In the Release, the CFTC clarifies that eligible affiliate counterparties that are eligible to comply with either of the two alternative compliance frameworks set forth above and choose to pay and collect variation margin daily on either all of their inter-affiliate swaps or all of their third-party swaps will have flexibility in tailoring their daily variation margin arrangements, including with respect to establishing appropriate prices for purposes of marking to market and threshold levels at which margin will be settled. In the Release, the CFTC notes that, notwithstanding these alternative compliance frameworks, the CFTC believes that the requirement that eligible affiliates clear swaps entered into with unaffiliated counterparties is the most appropriate method in which to prevent evasion of the clearing requirement and to help protect the U.S. financial markets and encourages all eligible affiliate counterparties to clear such swaps on a voluntary basis in order to best mitigate risks.

Notably, the CFTC declined to limit the outward-facing swaps condition or the alternative compliance frameworks described above to SDs and MSPs, noting that the mandatory clearing requirement of section 2(h)(1)(A) of the CEA applies to all market participants not able to elect an exception under section 2(h)(7) of the CEA, not just to SDs and MSPs.

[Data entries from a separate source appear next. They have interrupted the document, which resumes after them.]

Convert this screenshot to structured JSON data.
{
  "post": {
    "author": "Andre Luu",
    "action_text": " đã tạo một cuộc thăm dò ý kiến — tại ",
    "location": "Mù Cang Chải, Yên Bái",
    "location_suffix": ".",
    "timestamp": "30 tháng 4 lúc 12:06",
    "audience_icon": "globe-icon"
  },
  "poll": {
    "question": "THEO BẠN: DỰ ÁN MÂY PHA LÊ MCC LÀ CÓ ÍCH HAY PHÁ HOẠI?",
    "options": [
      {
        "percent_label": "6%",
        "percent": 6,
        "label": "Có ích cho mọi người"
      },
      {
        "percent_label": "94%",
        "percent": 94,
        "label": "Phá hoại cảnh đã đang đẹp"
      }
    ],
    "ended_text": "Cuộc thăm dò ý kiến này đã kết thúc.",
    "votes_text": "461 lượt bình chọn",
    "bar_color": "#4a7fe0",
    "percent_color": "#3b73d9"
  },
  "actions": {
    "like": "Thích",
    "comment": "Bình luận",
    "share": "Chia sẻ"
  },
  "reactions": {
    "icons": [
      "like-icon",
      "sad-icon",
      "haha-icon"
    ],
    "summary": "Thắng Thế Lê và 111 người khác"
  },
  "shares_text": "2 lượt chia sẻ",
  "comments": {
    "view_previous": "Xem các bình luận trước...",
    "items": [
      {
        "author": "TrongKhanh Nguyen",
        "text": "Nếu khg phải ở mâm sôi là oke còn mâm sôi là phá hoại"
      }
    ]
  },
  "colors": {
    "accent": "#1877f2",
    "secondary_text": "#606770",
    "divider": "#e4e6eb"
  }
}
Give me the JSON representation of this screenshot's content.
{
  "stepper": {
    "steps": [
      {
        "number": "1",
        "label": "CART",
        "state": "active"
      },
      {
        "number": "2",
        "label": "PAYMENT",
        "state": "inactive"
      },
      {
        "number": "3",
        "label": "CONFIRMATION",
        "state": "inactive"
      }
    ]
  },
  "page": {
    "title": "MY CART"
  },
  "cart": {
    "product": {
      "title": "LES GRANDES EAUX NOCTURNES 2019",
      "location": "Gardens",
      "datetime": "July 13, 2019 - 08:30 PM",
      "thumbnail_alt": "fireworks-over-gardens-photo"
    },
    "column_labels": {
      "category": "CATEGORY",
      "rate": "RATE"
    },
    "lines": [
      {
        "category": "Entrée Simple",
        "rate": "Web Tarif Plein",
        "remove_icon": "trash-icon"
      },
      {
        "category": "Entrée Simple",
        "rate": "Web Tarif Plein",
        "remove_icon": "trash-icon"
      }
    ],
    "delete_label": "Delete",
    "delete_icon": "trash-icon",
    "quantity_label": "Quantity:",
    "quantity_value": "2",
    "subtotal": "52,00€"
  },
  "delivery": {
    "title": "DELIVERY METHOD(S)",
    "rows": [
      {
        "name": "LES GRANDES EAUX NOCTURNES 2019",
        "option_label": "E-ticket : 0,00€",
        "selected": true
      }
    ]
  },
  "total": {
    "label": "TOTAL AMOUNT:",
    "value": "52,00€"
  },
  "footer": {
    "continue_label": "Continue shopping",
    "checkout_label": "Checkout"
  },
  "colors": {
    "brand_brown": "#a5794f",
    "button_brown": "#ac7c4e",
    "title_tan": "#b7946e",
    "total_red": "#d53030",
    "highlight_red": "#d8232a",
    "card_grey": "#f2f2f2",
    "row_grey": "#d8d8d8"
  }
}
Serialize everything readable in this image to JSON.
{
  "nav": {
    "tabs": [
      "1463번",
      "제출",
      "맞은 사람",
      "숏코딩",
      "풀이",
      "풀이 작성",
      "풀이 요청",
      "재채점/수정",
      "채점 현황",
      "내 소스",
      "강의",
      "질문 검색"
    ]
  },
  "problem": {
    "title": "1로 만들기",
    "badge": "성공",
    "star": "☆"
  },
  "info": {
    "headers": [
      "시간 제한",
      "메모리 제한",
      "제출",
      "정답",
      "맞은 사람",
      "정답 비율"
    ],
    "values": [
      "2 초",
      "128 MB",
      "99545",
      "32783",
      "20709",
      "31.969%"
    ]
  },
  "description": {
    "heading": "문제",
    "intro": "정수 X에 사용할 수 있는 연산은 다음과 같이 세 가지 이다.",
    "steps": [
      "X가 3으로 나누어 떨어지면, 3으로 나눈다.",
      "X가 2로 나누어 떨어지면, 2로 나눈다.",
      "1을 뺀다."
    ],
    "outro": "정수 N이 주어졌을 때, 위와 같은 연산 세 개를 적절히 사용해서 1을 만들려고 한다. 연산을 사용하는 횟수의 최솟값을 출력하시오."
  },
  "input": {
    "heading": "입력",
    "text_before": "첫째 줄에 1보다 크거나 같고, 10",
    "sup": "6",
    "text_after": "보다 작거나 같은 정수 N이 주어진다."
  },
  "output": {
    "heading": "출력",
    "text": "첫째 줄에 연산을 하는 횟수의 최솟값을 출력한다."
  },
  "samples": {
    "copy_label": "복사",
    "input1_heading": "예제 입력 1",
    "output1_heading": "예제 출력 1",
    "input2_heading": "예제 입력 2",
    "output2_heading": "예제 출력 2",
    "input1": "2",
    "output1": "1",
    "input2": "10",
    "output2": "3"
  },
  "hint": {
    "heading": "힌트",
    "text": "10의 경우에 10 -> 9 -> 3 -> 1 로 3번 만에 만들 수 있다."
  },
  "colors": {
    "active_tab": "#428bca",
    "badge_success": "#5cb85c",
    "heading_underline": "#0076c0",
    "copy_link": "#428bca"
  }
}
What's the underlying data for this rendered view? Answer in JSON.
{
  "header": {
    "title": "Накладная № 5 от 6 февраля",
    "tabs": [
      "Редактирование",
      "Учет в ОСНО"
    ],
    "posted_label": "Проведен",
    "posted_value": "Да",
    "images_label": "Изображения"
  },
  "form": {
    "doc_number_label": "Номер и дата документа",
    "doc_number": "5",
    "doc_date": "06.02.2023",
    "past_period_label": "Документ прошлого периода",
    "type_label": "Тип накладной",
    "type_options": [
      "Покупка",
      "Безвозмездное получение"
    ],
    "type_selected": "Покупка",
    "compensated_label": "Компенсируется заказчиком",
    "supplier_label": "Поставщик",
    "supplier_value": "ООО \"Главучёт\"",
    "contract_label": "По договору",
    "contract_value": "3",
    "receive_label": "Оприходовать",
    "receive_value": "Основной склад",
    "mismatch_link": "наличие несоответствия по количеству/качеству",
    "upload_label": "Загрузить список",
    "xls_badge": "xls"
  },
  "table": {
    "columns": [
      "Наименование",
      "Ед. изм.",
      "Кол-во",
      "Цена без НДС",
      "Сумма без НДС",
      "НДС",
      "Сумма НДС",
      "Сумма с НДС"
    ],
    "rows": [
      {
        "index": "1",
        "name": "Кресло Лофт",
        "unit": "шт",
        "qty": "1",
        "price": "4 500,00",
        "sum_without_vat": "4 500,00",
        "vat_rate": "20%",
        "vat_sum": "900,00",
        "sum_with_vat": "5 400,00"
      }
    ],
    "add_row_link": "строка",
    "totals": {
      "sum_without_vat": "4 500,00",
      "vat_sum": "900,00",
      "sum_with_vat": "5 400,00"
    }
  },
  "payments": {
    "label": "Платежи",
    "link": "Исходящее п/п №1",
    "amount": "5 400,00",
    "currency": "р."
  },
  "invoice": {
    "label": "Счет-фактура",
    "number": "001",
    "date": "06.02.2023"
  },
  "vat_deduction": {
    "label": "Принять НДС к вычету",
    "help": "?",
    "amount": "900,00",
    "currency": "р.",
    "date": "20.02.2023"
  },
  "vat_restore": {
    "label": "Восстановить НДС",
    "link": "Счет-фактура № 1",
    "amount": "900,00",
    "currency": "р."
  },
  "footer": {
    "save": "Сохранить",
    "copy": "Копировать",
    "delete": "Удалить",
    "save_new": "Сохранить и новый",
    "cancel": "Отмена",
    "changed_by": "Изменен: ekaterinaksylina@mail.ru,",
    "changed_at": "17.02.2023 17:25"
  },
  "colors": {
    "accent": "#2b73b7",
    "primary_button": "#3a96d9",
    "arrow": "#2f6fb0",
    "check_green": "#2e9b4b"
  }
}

SATISFACTION OF ADDITIONAL REPORTING REQUIREMENTS

Pursuant to the swap data reporting requirements under the CEA, one of the counterparties to an uncleared swap must report swap data to a Swap Data Repository (“SDR”) or to the CFTC if no SDR will accept such information. Under the Final Rules, where the inter-affiliate clearing exemption is elected, the reporting counterparty to such a swap (determined in accordance with section 45.8) must provide an SDR, or the CFTC if no SDR is available to receive such information, the following:

  • Transaction Specific Information”: confirmation that both eligible affiliate counterparties to the swap are electing not to clear the swap and each counterparty satisfies the Clearing Conditions applicable to it;
  • Creditworthiness Information”: a description of the manner in which each counterparty generally meets its financial obligations associated with uncleared swaps by identifying one or more of the following categories, as applicable:
    • a written credit support agreement;
    • pledged or segregated assets (including posting or receiving margin pursuant to a credit support agreement or otherwise);
    • a written guaranty from another party;
    • the electing counterparty’s available financial resources; or
    • any other means.
  • SEC Filer Additional Information”: if a counterparty to such a swap is an issuer of securities registered under section 12, or is required to file reports under section 15(d), of the Securities Exchange Act of 1934 (such counterparty, an “SEC Filer”), the SEC Filer must provide:
    • its SEC Central Index Key number; and
    • an acknowledgement that an appropriate committee of the board of directors (or equivalent body) of the SEC Filer has reviewed and approved the decision to enter into swaps that are exempt from the clearing requirement, under section 2(h)(1) of the CEA, and the requirement that covered swaps be executed on a designated contract market or swap execution facility, under section 2(h)(8) of the CEA.

While the Transaction Specific Information as described above must be provided on a swap-by-swap basis, the Creditworthiness Information and the SEC Filer Additional Information may be provided either on a swap-by-swap basis or in an annual filing in anticipation of electing this inter-affiliate clearing exemption for a swap or a group of swaps. Throughout the 365-day period following such an annual filing, the affiliate would only be required to amend the information as necessary to reflect any material changes to the reported information.